I'm doing a project for school. And I have to write on how to configure the name daemon for SLES 9. I don't know how, and I have searched so much and I can't find anything that makes since for me or I am looking at the right thing and I just don't realize it. Help please? 

Question:


> Task 4 - Explain how to configure the Name daemon for the version of Linux being used in your class.  Include screen shots showing the needed output.
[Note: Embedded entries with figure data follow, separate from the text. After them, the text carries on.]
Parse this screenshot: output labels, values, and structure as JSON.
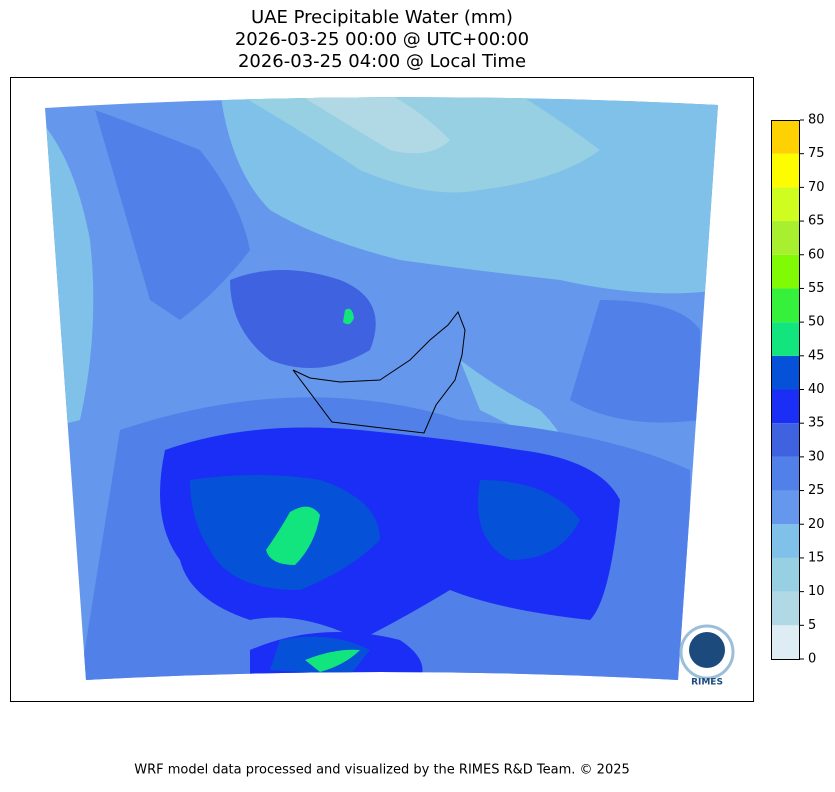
{
  "chart_data": {
    "type": "map",
    "title": "UAE Precipitable Water (mm)",
    "subtitle_utc": "2026-03-25 00:00 @ UTC+00:00",
    "subtitle_local": "2026-03-25 04:00 @ Local Time",
    "colorbar": {
      "ticks": [
        0,
        5,
        10,
        15,
        20,
        25,
        30,
        35,
        40,
        45,
        50,
        55,
        60,
        65,
        70,
        75,
        80
      ],
      "colors": [
        "#deedf3",
        "#b1d9e5",
        "#97cfe3",
        "#7fc1e9",
        "#6597ec",
        "#5181e8",
        "#3f62e0",
        "#1b2ef5",
        "#0551d8",
        "#12e57e",
        "#35f13c",
        "#80fb05",
        "#a8ef30",
        "#cffd1f",
        "#fdfd00",
        "#fdd102"
      ]
    },
    "logo_text": "RIMES",
    "footer": "WRF model data processed and visualized by the RIMES R&D Team. © 2025"
  }
}
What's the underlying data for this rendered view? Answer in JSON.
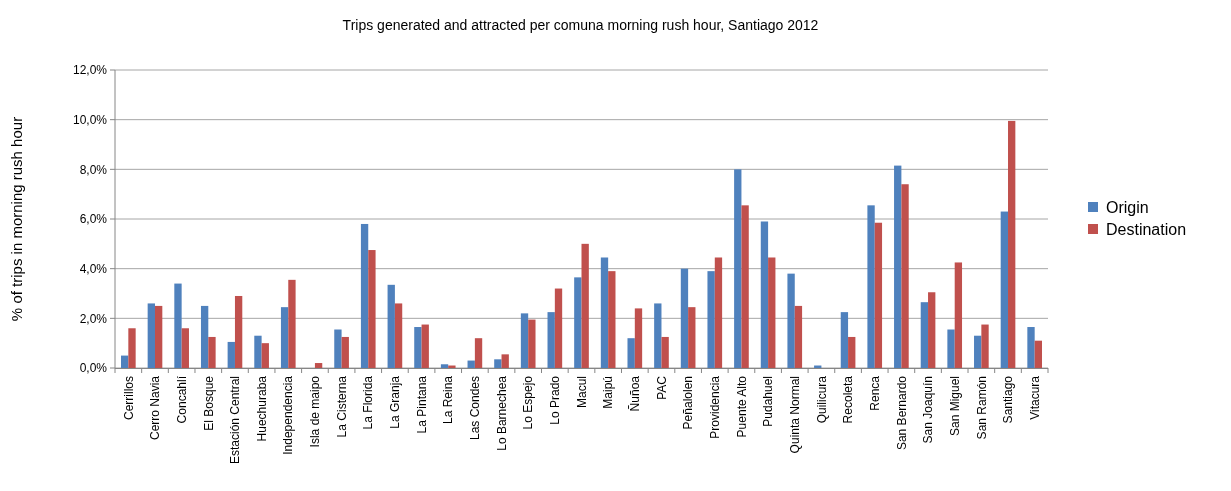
{
  "chart_data": {
    "type": "bar",
    "title": "Trips generated and attracted per comuna morning rush hour, Santiago 2012",
    "ylabel": "% of trips in morning rush hour",
    "categories": [
      "Cerrillos",
      "Cerro Navia",
      "Concahlí",
      "El Bosque",
      "Estación Central",
      "Huechuraba",
      "Independencia",
      "Isla de maipo",
      "La Cisterna",
      "La Florida",
      "La Granja",
      "La Pintana",
      "La Reina",
      "Las Condes",
      "Lo Barnechea",
      "Lo Espejo",
      "Lo Prado",
      "Macul",
      "Maipú",
      "Ñuñoa",
      "PAC",
      "Peñalolen",
      "Providencia",
      "Puente Alto",
      "Pudahuel",
      "Quinta Normal",
      "Quilicura",
      "Recoleta",
      "Renca",
      "San Bernardo",
      "San Joaquín",
      "San Miguel",
      "San Ramón",
      "Santiago",
      "Vitacura"
    ],
    "series": [
      {
        "name": "Origin",
        "color": "#4f81bd",
        "values": [
          0.5,
          2.6,
          3.4,
          2.5,
          1.05,
          1.3,
          2.45,
          null,
          1.55,
          5.8,
          3.35,
          1.65,
          0.15,
          0.3,
          0.35,
          2.2,
          2.25,
          3.65,
          4.45,
          1.2,
          2.6,
          4.0,
          3.9,
          8.0,
          5.9,
          3.8,
          0.1,
          2.25,
          6.55,
          8.15,
          2.65,
          1.55,
          1.3,
          6.3,
          1.65
        ]
      },
      {
        "name": "Destination",
        "color": "#c0504d",
        "values": [
          1.6,
          2.5,
          1.6,
          1.25,
          2.9,
          1.0,
          3.55,
          0.2,
          1.25,
          4.75,
          2.6,
          1.75,
          0.1,
          1.2,
          0.55,
          1.95,
          3.2,
          5.0,
          3.9,
          2.4,
          1.25,
          2.45,
          4.45,
          6.55,
          4.45,
          2.5,
          null,
          1.25,
          5.85,
          7.4,
          3.05,
          4.25,
          1.75,
          9.95,
          1.1
        ]
      }
    ],
    "ylim": [
      0,
      12
    ],
    "yticks": [
      {
        "value": 0,
        "label": "0,0%"
      },
      {
        "value": 2,
        "label": "2,0%"
      },
      {
        "value": 4,
        "label": "4,0%"
      },
      {
        "value": 6,
        "label": "6,0%"
      },
      {
        "value": 8,
        "label": "8,0%"
      },
      {
        "value": 10,
        "label": "10,0%"
      },
      {
        "value": 12,
        "label": "12,0%"
      }
    ],
    "grid": "y",
    "legend": "right"
  }
}
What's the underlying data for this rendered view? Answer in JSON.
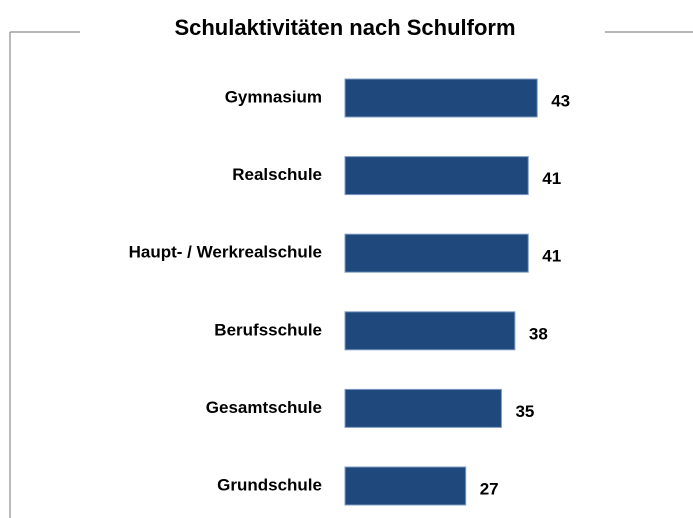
{
  "chart_data": {
    "type": "bar",
    "orientation": "horizontal",
    "title": "Schulaktivitäten nach Schulform",
    "categories": [
      "Gymnasium",
      "Realschule",
      "Haupt- / Werkrealschule",
      "Berufsschule",
      "Gesamtschule",
      "Grundschule"
    ],
    "values": [
      43,
      41,
      41,
      38,
      35,
      27
    ],
    "color": "#1f497d"
  }
}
You may assume your audience is a system administrator.


----------



## Disparia (Dec 13, 2009)

I believe they're talking about BIND:

http://www.redhat.com/docs/manuals/linux/RHL-9-Manual/custom-guide/ch-bindconf.html


----------



## Castiel (Dec 13, 2009)

Thanks!


----------



## Castiel (Dec 13, 2009)

Okay, I'm trying to configure this but all the things to configure it in is for Redhat, Is there anything out there for SLES 9?


----------



## Disparia (Dec 13, 2009)

Lol, sorry. I saw the "ES" and my eyes totally overlooked the "SL"

Maybe: http://www.informit.com/articles/article.aspx?p=413711&seqNum=2


----------



## Castiel (Dec 13, 2009)

Jizzler said:


> Lol, sorry. I saw the "ES" and my eyes totally overlooked the "SL"
> 
> Maybe: http://www.informit.com/articles/article.aspx?p=413711&seqNum=2





Thanks man!


----------